E aí eu tenho que mudar, fazer uma revolução interna que não existe mais formado como a geração do meu pai, que se formou em Direito na UFRGS, em Porto Alegre. Só existe formando. Ou seja, não existe alguém diplomado, só diplomando. O gerúndio é a obrigação, essa learning hability, habilidade de continuar estudando. O que eu tenho que ensinar para um aluno é uma metodologia de curiosidade e de busca e validação das informações, mas todo o sistema educacional está orientado — Ensino Fundamental e Médio, vestibular e faculdade — ao aprendizado de conceitos, uso da memória e educação para disciplina.
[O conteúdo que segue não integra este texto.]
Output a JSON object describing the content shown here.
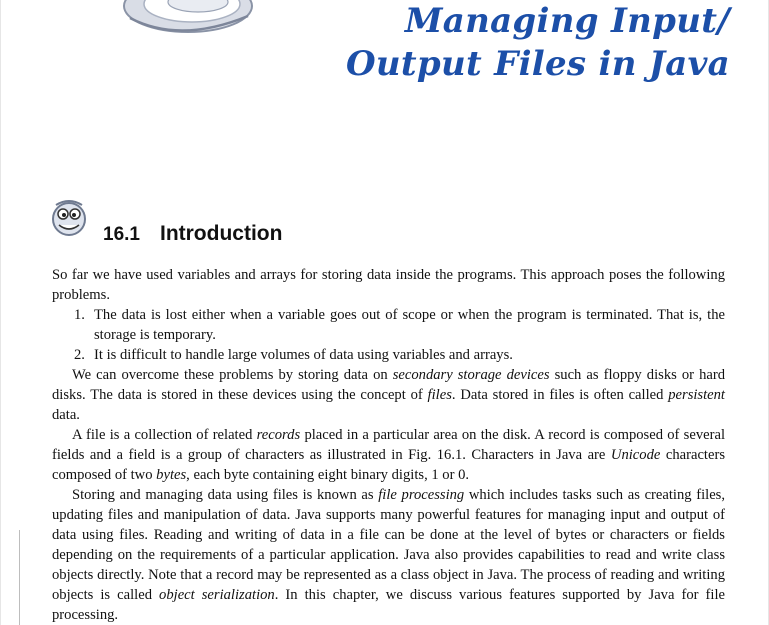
{
  "chapter": {
    "title_line1": "Managing Input/",
    "title_line2": "Output Files in Java"
  },
  "section": {
    "number": "16.1",
    "title": "Introduction"
  },
  "paragraph1": "So far we have used variables and arrays for storing data inside the programs. This approach poses the following problems.",
  "list": [
    {
      "num": "1.",
      "text": "The data is lost either when a variable goes out of scope or when the program is terminated. That is, the storage is temporary."
    },
    {
      "num": "2.",
      "text": "It is difficult to handle large volumes of data using variables and arrays."
    }
  ],
  "paragraph2": {
    "t1": "We can overcome these problems by storing data on ",
    "e1": "secondary storage devices",
    "t2": " such as floppy disks or hard disks. The data is stored in these devices using the concept of ",
    "e2": "files",
    "t3": ". Data stored in files is often called ",
    "e3": "persistent",
    "t4": " data."
  },
  "paragraph3": {
    "t1": "A file is a collection of related ",
    "e1": "records",
    "t2": " placed in a particular area on the disk. A record is composed of several fields and a field is a group of characters as illustrated in Fig. 16.1. Characters in Java are ",
    "e2": "Unicode",
    "t3": " characters composed of two ",
    "e3": "bytes",
    "t4": ", each byte containing eight binary digits, 1 or 0."
  },
  "paragraph4": {
    "t1": "Storing and managing data using files is known as ",
    "e1": "file processing",
    "t2": " which includes tasks such as creating files, updating files and manipulation of data. Java supports many powerful features for managing input and output of data using files. Reading and writing of data in a file can be done at the level of bytes or characters or fields depending on the requirements of a particular application. Java also provides capabilities to read and write class objects directly. Note that a record may be represented as a class object in Java. The process of reading and writing objects is called ",
    "e2": "object serialization",
    "t3": ". In this chapter, we discuss various features supported by Java for file processing."
  }
}
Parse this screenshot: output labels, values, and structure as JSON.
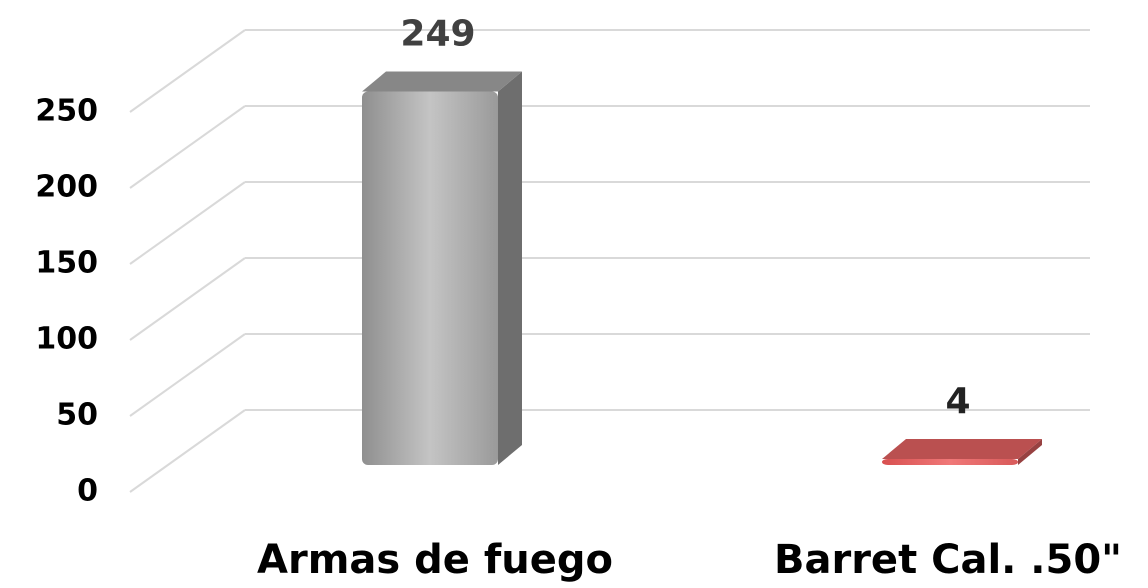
{
  "chart_data": {
    "type": "bar3d",
    "categories": [
      "Armas de fuego",
      "Barret Cal. .50\""
    ],
    "series": [
      {
        "values": [
          249,
          4
        ],
        "colors": [
          "#a9a9a9",
          "#e86464"
        ]
      }
    ],
    "ylim": [
      0,
      250
    ],
    "yticks": [
      0,
      50,
      100,
      150,
      200,
      250
    ],
    "grid": true
  }
}
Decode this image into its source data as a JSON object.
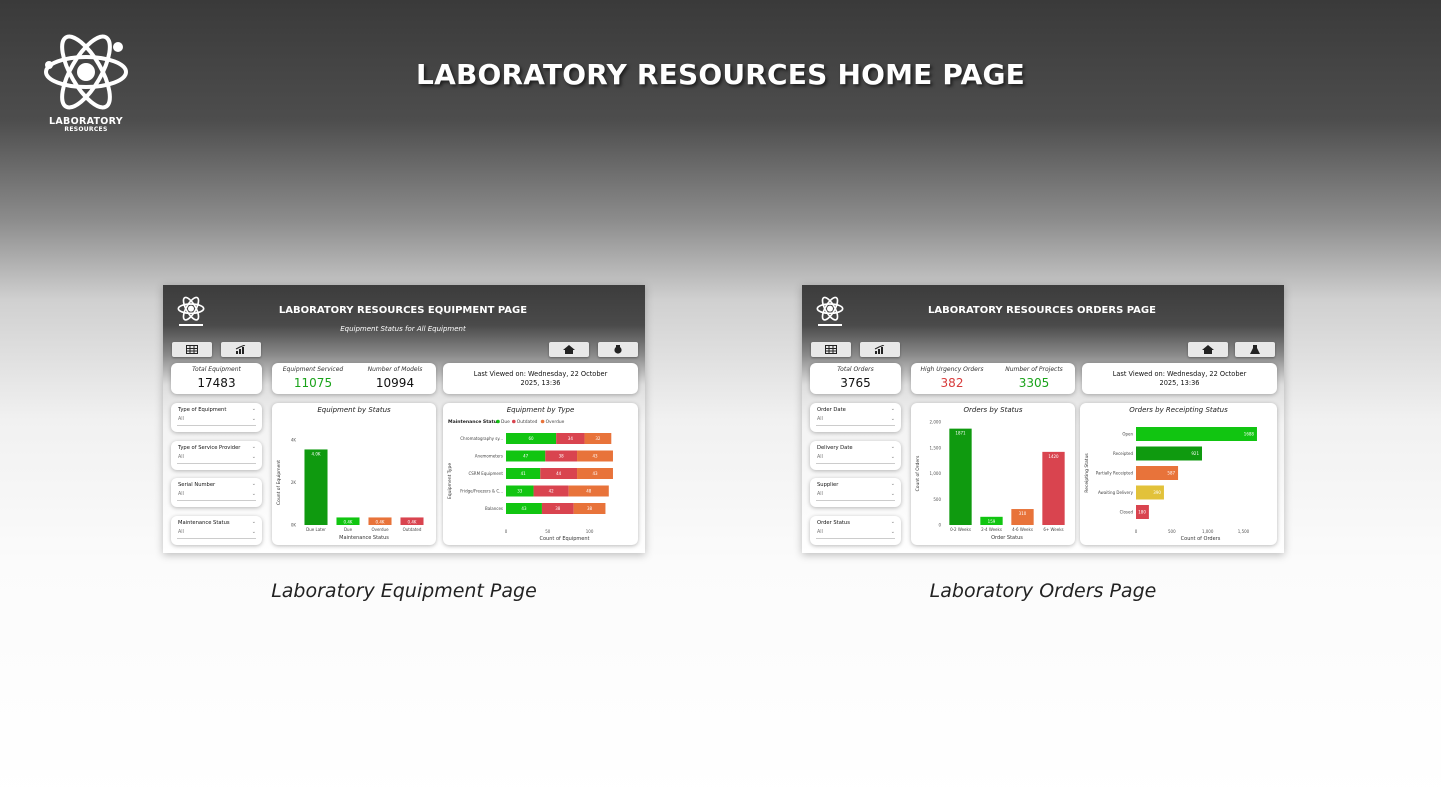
{
  "header": {
    "logo_text": "LABORATORY",
    "logo_subtext": "RESOURCES",
    "title": "LABORATORY RESOURCES HOME PAGE"
  },
  "colors": {
    "green": "#0f9a0f",
    "bright_green": "#11c511",
    "red": "#d9444f",
    "orange": "#e8733a",
    "yellow": "#e2c23a"
  },
  "pages": [
    {
      "caption": "Laboratory Equipment Page",
      "title": "LABORATORY RESOURCES EQUIPMENT PAGE",
      "subtitle": "Equipment Status for All Equipment",
      "kpis": {
        "total_label": "Total Equipment",
        "total_value": "17483",
        "a_label": "Equipment Serviced",
        "a_value": "11075",
        "b_label": "Number of Models",
        "b_value": "10994"
      },
      "last_viewed": "Last Viewed on: Wednesday, 22 October",
      "last_viewed_time": "2025, 13:36",
      "slicers": [
        {
          "label": "Type of Equipment",
          "value": "All"
        },
        {
          "label": "Type of Service Provider",
          "value": "All"
        },
        {
          "label": "Serial Number",
          "value": "All"
        },
        {
          "label": "Maintenance Status",
          "value": "All"
        }
      ],
      "nav_icons": [
        "table-icon",
        "chart-icon",
        "home-icon",
        "orders-icon"
      ],
      "chart_data": [
        {
          "type": "bar",
          "title": "Equipment by Status",
          "xlabel": "Maintenance Status",
          "ylabel": "Count of Equipment",
          "categories": [
            "Due Later",
            "Due",
            "Overdue",
            "Outdated"
          ],
          "values": [
            4.0,
            0.4,
            0.4,
            0.4
          ],
          "data_labels": [
            "4.0K",
            "0.4K",
            "0.4K",
            "0.4K"
          ],
          "colors": [
            "#0f9a0f",
            "#11c511",
            "#e8733a",
            "#d9444f"
          ],
          "ytick_labels": [
            "4K",
            "2K",
            "0K"
          ]
        },
        {
          "type": "bar",
          "title": "Equipment by Type",
          "xlabel": "Count of Equipment",
          "ylabel": "Equipment Type",
          "legend_title": "Maintenance Status",
          "legend": [
            "Due",
            "Outdated",
            "Overdue"
          ],
          "categories": [
            "Chromatography sy...",
            "Anemometers",
            "CSRM Equipment",
            "Fridge/Freezers & C...",
            "Balances"
          ],
          "series": [
            {
              "name": "Due",
              "color": "#11c511",
              "values": [
                60,
                47,
                41,
                33,
                43
              ]
            },
            {
              "name": "Outdated",
              "color": "#d9444f",
              "values": [
                34,
                38,
                44,
                42,
                38
              ]
            },
            {
              "name": "Overdue",
              "color": "#e8733a",
              "values": [
                32,
                43,
                43,
                48,
                38
              ]
            }
          ],
          "xticks": [
            0,
            50,
            100
          ]
        }
      ]
    },
    {
      "caption": "Laboratory Orders Page",
      "title": "LABORATORY RESOURCES ORDERS PAGE",
      "subtitle": "",
      "kpis": {
        "total_label": "Total Orders",
        "total_value": "3765",
        "a_label": "High Urgency Orders",
        "a_value": "382",
        "b_label": "Number of Projects",
        "b_value": "3305"
      },
      "last_viewed": "Last Viewed on: Wednesday, 22 October",
      "last_viewed_time": "2025, 13:36",
      "slicers": [
        {
          "label": "Order Date",
          "value": "All"
        },
        {
          "label": "Delivery Date",
          "value": "All"
        },
        {
          "label": "Supplier",
          "value": "All"
        },
        {
          "label": "Order Status",
          "value": "All"
        }
      ],
      "nav_icons": [
        "table-icon",
        "chart-icon",
        "home-icon",
        "flask-icon"
      ],
      "chart_data": [
        {
          "type": "bar",
          "title": "Orders by Status",
          "xlabel": "Order Status",
          "ylabel": "Count of Orders",
          "categories": [
            "0-2 Weeks",
            "2-4 Weeks",
            "4-6 Weeks",
            "6+ Weeks"
          ],
          "values": [
            1871,
            159,
            310,
            1420
          ],
          "data_labels": [
            "1871",
            "159",
            "310",
            "1420"
          ],
          "colors": [
            "#0f9a0f",
            "#11c511",
            "#e8733a",
            "#d9444f"
          ],
          "ytick_labels": [
            "2,000",
            "1,500",
            "1,000",
            "500",
            "0"
          ],
          "ylim": [
            0,
            2000
          ]
        },
        {
          "type": "bar",
          "title": "Orders by Receipting Status",
          "xlabel": "Count of Orders",
          "ylabel": "Receipting Status",
          "categories": [
            "Open",
            "Receipted",
            "Partially Receipted",
            "Awaiting Delivery",
            "Closed"
          ],
          "values": [
            1688,
            921,
            587,
            390,
            180
          ],
          "colors": [
            "#11c511",
            "#0f9a0f",
            "#e8733a",
            "#e2c23a",
            "#d9444f"
          ],
          "xticks": [
            "0",
            "500",
            "1,000",
            "1,500"
          ],
          "xlim": [
            0,
            1800
          ]
        }
      ]
    }
  ]
}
Essa tradição atinge as empresas. A empresa faz uma entrevista e exige que a mulher vá vestida de tailleur, que não use joias espalhafatosa, que não use maquiagem muito forte, que seja absolutamente prudente. Aí contrata essa mulher, este homem que foi de terno preto e camisa branca e diz: agora sejam criativos.
Se eu selecionei pela não criatividade, se eu selecionei por serem comuns e por se adequarem ao modelo comum e agora eu quero que sejam protagonistas, empreendedores e incomuns. Nós temos que ou adequar a seleção ou adequar a expectativa para a seleção. Quando você faz uma linha de produção, que a pessoa deve ser comum, aguarde funcionários comuns, enquadrados. Agora, se você quer enfrentar a criatividade, isso vai revolucionar, inclusive, as relações hierárquicas, porque uma das bases da criatividade é poder dizer o que eu penso. Numa relação que você domina meu salário, meu cargo, dizer o que eu penso é fatal. Isso vai afetar a noção de hierarquia das empresas.
Eu peço pra pessoa dizer o que ela pensa, mas ela só pode dizer dentro de um limite, ela não pode ser crítica. Isto é avaliação de campo de concentração, é o nazista perguntando aos internados: vocês estão satisfeitos com o sistema? Todos vão dizer sim, muito bom, a comida é excelente, tratamento é ótimo. Nós ainda fazemos empresas hierárquicas absolutamente definidas de cima para baixo e exigimos desses funcionários criatividade, autonomia e pensar fora da caixa, a caixa que os selecionou e os moldou. É muito difícil. É difícil para professor, é difícil para empreendedores, é muito difícil isso.